Making a personal planned gift
We thank all our donors for their generous support. Here, one of them shares his expertise on planned giving.

Captain D L McGurk, Christ Church, 1949

Captain D L McGurk matriculated to Christ Church as a Rhodes Scholar in 1949 where he studied PPE and enjoyed lacrosse and polo at the University level. After finishing his studies, he had a full career in the US Air Force, the computer industry, and venture capital. He eventually retired as Chairman of the Board of Southland Title Corporation. Here, he gives his personal view of the benefits of planned giving.

"Most Americans have very little good to say about Federal Income Tax, or the Internal Revenue Service (IRS); and it is gigantic, complex and discriminatory. But there are some provisions that are very friendly and useful to those who understand and take advantage of them. For example, many grandparents, and in fact parents, can 'hire' their children (instead of giving them an allowance), have them put this 'salary' into an Individual Retirement Account (IRA), and make them financially independent in middle age through the magic of tax-free compounding. As long as the sum is less than $600 per year per child, no government taxes are payable, no report need be made, and all that is required is the grandchild must file an annual tax return.

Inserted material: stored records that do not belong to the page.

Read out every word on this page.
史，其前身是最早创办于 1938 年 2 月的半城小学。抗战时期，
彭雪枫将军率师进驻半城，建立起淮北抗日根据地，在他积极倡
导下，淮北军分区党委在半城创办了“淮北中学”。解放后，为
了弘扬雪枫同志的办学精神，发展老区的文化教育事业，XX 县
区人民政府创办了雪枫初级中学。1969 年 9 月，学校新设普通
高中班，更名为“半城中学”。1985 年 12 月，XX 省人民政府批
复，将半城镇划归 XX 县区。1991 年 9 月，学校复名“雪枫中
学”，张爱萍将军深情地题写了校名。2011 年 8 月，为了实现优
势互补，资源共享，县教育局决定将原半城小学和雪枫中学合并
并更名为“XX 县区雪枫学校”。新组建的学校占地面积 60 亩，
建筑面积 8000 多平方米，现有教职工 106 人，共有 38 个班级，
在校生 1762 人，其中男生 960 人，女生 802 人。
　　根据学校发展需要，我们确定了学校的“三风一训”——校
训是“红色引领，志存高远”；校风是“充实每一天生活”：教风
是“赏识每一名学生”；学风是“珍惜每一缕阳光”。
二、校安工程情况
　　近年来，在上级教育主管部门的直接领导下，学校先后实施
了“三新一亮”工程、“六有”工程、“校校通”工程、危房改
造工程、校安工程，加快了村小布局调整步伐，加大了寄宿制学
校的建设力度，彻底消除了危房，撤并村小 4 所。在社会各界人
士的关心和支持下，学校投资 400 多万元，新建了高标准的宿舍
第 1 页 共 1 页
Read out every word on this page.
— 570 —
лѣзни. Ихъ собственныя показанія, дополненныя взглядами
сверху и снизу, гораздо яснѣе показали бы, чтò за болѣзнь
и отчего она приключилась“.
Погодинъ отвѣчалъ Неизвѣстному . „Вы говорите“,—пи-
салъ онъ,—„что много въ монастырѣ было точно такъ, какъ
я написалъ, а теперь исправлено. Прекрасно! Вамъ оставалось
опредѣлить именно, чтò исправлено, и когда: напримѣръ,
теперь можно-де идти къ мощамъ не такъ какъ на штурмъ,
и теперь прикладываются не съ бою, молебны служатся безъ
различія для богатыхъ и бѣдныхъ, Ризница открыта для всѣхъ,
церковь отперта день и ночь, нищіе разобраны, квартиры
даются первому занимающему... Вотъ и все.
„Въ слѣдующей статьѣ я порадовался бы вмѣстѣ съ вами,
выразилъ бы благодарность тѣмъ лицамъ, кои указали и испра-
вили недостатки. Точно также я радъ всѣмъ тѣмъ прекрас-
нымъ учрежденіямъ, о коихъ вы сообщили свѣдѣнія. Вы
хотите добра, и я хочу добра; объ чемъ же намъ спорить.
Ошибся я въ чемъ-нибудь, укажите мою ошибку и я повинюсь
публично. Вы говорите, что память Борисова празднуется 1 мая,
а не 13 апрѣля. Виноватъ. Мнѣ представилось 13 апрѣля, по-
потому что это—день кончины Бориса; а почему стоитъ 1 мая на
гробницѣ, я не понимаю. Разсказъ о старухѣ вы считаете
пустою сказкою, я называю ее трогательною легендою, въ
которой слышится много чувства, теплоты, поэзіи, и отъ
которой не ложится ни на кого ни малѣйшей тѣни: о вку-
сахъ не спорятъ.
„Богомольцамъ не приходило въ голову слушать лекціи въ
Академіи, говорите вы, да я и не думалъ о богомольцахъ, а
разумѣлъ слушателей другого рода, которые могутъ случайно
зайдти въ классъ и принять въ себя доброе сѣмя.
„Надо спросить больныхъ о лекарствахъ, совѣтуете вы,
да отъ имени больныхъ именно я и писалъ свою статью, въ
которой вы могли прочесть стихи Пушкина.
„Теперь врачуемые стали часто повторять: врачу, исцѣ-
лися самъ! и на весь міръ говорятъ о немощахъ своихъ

Another great provision is the one that permits charitable remainder trusts. By utilizing this provision, one can establish a lifetime income, avoid capital gains taxes, and leave money to a charity upon death. After all, when one passes away, the IRS takes a good slice of your estate before permitting your heirs to receive any thing of value, unless you have made provision with some tool such as a charitable remainder trust. It is a tool that is essential for anybody expecting to pass away in the foreseeable future, who has a net worth greater than the current exemption allowed by the IRS. Trusts can also be set up in a will. Your assets will eventually pass to the charity but will provide an income stream for the beneficiaries for their lifetime or a term of years, which ever you determine works best.

It works like this: you donate assets – preferably with a low cost basis – into a trust which you establish. That trust is exempt from Federal Income Tax, so that the assets can be sold without creating taxable capital gains. This Corpus is then used to establish a lifetime income for you and, ultimately, a significant gift is passed on to your charity of choice. The result is an immediate deduction against income for the value of the trust residual, an income for life, and the ability to benefit some of the institutions from which you have benefited, such as Christ Church. Although one thinks of The House as being wealthy, times have changed. The need for additional funds beyond the College's tight budget are real, and Americans, who are used to contributing to their alma mater in the US, really need to step up and help an institution that gave us so much when we were 'In Stat Pup'. Many well-to-do individuals are reluctant to give too many of their low yielding assets to charity. By working with trusted advisors, a charitable remainder trust can be set up to give these underperforming assets to charities, while still benefiting from a higher yielding income for life and maintaining enough assets to continue to live as one wishes."

Through the Office of Planned Giving in New York, the University of Oxford has its own experts who are ready to work with you or your own advisors on your planned gift. Of course, anyone wishing to make such a gift should always consult their own legal advisors, regardless of who has helped to make their arrangements.